Il primo vero applauso a scena aperta è arrivato soltanto alla «Séguedille»,
cioè a primo atto quasi archiviato. Ma sembrava, prima della buriana
terminale, che la regia della Dante non avesse scioccato nessuno. Certo si è
sentita una plastificata agée esclamare, davanti ai soliti muri scabri e
pauperisti dello scenografo Richard Peduzzi: «Siviglia non è così, ci sono
stata a Pasqua!». Ma si sa che mai come alle prime della Scala è una goduria
origliare e abbandonarsi, come raccomandava Flaubert, «a quell’istinto
depravato che talvolta ci fa infilare il naso sotto le coperte per annusare
l’odore di un peto». Invece chi ha lasciato trillare a lungo il telefonino
sull’arcidivinissimo si bemolle pianissimo di Kaufmann nella romanza del
fiore è un pirla e basta.
Però, alla fin fine, questa Carmen è un bel segnale, nei nostri tempi cupi
di crisi. Perché è la prima delle donne: e si sa che sono sempre le donne
che, quando il gioco si fa duro, giocano più duro di tutti. Così, questa
verrà ricordata come la Carmen dei destini incrociati di due ragazze che la
sorte ha riunito alla Scala dai loro diversi Sud: una è un’immigrata
extracomunitaria (regolare), l’altra una meridionale che più meridionale non
si può. Protagonista numero uno, la Carmencita venuta dal freddo: l’Anita
Vattelapesca, una ragazzotta georgiana di 25 anni, praticamente debuttante,
senza sex appeal (in un’epoca di primedonne più glam delle modelle e più
verticali delle veline) ma con una gran voce e dei nervi a prova di bomba.

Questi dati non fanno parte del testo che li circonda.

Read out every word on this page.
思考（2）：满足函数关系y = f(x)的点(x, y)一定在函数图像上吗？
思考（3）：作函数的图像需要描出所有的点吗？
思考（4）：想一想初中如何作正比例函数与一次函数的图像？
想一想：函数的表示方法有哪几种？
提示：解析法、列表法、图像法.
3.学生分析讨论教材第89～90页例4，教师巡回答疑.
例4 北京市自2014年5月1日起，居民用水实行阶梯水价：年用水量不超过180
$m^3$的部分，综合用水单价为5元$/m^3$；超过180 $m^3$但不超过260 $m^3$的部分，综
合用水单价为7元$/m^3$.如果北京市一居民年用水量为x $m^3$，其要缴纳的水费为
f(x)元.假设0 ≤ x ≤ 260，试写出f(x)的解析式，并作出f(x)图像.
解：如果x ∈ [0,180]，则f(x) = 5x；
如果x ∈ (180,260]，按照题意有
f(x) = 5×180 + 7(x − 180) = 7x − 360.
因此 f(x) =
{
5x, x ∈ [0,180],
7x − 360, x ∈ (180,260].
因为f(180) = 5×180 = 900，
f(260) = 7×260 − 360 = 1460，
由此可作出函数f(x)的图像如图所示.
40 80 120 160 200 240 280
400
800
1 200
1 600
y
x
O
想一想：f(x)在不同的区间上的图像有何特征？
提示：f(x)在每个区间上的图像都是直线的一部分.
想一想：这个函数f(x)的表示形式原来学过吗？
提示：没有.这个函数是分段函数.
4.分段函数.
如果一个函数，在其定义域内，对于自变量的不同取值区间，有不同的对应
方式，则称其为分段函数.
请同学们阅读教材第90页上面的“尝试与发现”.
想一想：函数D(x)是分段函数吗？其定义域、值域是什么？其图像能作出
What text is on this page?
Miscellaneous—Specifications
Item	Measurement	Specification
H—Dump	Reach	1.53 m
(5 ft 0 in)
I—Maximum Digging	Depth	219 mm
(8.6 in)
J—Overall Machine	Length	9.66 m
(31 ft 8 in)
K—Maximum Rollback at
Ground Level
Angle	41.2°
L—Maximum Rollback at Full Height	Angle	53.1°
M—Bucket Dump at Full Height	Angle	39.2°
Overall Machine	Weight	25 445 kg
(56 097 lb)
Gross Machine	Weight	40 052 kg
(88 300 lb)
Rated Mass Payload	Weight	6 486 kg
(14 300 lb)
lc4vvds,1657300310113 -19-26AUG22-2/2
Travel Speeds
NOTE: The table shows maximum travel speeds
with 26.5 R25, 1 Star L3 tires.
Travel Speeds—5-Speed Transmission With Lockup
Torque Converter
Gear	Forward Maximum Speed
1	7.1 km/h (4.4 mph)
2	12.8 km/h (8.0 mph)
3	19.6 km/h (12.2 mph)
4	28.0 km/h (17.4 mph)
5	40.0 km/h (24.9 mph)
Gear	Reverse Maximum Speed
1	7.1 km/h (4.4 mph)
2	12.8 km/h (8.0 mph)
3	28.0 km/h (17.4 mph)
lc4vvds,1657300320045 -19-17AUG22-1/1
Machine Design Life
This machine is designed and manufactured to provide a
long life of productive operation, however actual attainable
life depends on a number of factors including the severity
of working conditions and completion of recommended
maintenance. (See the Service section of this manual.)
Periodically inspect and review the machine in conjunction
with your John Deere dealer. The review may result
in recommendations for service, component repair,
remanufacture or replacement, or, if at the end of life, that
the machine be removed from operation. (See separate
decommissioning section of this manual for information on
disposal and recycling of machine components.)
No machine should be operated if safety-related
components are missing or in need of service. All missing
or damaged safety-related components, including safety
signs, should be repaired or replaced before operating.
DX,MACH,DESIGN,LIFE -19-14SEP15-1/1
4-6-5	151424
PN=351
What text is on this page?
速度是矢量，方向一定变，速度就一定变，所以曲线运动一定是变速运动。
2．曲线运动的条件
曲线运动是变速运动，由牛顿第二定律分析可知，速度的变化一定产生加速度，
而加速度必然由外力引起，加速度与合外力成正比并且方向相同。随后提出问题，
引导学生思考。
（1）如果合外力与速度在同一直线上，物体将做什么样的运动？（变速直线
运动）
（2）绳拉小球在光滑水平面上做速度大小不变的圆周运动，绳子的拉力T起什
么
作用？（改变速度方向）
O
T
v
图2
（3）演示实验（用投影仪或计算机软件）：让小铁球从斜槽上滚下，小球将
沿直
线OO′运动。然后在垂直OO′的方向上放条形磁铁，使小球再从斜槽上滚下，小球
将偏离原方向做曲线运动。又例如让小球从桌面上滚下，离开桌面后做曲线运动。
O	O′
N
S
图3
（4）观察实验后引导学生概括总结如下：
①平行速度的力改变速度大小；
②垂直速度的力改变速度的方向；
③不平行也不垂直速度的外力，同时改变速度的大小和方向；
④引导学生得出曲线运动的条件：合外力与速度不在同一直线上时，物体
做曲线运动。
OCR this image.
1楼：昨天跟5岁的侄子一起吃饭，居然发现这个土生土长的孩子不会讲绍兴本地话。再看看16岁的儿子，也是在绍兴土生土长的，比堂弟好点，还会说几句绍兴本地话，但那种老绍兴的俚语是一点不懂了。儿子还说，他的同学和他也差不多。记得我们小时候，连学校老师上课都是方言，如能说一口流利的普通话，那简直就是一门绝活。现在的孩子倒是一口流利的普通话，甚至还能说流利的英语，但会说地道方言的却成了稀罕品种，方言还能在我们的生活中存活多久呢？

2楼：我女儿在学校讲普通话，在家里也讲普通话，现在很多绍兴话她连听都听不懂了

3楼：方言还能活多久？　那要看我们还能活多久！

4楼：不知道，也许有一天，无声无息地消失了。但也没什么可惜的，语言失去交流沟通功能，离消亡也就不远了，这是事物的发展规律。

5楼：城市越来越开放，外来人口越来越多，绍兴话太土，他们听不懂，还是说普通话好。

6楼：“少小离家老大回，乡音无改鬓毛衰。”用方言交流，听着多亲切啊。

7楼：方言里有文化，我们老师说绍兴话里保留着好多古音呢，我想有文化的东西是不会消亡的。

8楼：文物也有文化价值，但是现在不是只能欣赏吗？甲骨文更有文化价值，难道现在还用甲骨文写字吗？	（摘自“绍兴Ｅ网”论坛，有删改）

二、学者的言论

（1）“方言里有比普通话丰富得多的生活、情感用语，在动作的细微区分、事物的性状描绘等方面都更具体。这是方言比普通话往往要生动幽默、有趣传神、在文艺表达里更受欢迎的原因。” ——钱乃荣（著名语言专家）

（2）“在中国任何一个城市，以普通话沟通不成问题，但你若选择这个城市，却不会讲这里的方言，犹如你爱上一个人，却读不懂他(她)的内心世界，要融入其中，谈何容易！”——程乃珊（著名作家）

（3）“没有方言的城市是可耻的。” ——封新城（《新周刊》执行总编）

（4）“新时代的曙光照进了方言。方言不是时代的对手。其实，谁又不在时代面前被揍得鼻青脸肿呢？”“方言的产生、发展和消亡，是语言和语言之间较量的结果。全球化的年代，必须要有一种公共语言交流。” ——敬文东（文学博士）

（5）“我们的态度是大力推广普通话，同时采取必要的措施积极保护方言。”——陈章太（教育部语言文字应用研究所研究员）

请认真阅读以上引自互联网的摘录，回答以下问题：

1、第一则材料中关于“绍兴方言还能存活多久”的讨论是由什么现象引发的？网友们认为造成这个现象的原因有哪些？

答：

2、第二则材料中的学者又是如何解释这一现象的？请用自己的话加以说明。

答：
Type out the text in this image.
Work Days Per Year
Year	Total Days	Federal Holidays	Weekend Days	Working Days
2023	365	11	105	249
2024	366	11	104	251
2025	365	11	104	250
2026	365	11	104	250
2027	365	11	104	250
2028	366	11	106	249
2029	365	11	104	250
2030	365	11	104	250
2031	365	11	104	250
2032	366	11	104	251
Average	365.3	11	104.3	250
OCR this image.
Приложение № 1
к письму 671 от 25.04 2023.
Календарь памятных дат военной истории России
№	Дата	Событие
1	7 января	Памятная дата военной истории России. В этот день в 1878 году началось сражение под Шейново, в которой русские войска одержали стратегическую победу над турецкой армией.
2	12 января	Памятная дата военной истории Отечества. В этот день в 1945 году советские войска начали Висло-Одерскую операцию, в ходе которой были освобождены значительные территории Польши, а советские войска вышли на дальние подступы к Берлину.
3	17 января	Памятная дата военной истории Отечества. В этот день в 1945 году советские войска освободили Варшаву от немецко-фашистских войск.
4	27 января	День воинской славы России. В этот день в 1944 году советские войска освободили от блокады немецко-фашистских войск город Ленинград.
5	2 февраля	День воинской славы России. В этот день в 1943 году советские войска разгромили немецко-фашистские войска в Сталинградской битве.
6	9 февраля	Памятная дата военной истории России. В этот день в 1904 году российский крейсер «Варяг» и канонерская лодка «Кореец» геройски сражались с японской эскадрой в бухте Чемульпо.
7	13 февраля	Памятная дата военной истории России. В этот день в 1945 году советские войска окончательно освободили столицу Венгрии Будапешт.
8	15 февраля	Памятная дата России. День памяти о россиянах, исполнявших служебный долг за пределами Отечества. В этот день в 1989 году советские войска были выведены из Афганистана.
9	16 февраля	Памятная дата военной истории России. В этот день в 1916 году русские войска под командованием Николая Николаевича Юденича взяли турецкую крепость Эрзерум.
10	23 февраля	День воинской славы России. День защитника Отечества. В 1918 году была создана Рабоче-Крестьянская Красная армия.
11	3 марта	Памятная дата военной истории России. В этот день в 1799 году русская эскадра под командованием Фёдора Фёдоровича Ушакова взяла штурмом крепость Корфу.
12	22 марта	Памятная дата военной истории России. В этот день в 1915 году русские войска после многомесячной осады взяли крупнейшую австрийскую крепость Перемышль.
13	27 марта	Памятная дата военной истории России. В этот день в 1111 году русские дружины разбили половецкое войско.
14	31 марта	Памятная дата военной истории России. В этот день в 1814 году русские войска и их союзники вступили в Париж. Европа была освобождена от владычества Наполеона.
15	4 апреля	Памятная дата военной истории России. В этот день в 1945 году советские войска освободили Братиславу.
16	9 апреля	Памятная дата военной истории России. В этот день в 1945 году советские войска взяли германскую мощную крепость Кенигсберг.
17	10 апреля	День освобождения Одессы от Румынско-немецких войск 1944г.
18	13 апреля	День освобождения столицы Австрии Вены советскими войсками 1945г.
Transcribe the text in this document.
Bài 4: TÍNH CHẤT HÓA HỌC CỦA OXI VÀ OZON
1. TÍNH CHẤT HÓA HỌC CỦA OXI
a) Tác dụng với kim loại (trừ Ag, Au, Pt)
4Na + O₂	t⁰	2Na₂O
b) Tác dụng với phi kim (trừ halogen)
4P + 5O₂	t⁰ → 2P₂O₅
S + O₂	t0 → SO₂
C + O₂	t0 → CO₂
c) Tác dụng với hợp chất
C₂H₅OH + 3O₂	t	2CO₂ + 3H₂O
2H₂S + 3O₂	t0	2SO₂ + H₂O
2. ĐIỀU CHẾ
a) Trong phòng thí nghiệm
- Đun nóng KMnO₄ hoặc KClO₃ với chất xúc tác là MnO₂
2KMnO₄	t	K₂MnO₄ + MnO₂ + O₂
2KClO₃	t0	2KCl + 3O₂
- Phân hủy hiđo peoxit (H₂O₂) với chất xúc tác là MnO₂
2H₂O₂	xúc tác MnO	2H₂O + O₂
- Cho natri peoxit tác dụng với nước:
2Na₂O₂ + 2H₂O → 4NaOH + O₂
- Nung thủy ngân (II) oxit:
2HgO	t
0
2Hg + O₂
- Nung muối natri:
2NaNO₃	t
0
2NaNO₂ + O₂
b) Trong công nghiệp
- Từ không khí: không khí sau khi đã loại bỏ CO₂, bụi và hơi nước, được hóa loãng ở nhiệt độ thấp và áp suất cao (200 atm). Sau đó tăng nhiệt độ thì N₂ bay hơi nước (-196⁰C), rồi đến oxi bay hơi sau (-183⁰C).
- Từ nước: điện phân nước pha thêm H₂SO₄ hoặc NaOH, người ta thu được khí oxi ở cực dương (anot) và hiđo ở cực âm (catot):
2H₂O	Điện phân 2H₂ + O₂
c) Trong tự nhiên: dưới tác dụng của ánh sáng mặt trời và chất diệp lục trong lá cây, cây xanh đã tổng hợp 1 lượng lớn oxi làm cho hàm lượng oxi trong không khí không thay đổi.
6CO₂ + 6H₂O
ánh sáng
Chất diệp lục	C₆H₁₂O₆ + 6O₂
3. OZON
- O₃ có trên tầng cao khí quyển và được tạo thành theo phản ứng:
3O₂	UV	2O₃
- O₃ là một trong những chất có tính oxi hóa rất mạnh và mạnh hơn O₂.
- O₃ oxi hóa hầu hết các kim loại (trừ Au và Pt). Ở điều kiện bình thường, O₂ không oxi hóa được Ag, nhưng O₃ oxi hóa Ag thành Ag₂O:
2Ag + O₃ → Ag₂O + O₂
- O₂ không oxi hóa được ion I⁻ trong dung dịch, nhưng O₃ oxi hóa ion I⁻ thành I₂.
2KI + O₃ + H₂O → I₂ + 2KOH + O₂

In tre ore, si giocava la vita ed è entrata sicura, impavida e
tranquillissima come se andasse a fare la spesa. Sarà retorico, sarà banale,
ma davvero se da giovane hai visto la guerra e vissuto la povertà sei
corazzato contro tutto. E non ti spaventa nemmeno una prima della Scala, con
il mondo appeso alla tua gola, quando basta un filo di catarro o un
nanosecondo di distrazione perché il sogno diventi un incubo (è assurdo,
d’accordo, ma l’opera è fatta così: e ci piace anche per questo). Altro che
la «serenità africana» di cui scriveva Nietzsche: questa è la Carmen della
serenità georgiana. L’altra protagonista, ovviamente, è la siculissima
Dante: purtroppo lo stato dell’opera oggi in Italia è tale che avere delle
idee e sapere come realizzarle è considerato eversivo (e non solo all’opera,
dirà qualcuno).
Emma si è beccata i suoi fischi abbracciata a superDaniel, il quale l’ha poi
confortata così: «Io vengo dal Paese dei profeti e garantisco che questa
Carmen diventerà leggenda». E lei, la superfischiata? Quasi sprezzante:
«Sarà un problema di digestione. Avranno mangiato prima di venire a teatro,
io consiglio sempre di farlo dopo». Sono toste, queste ragazze dell’opera.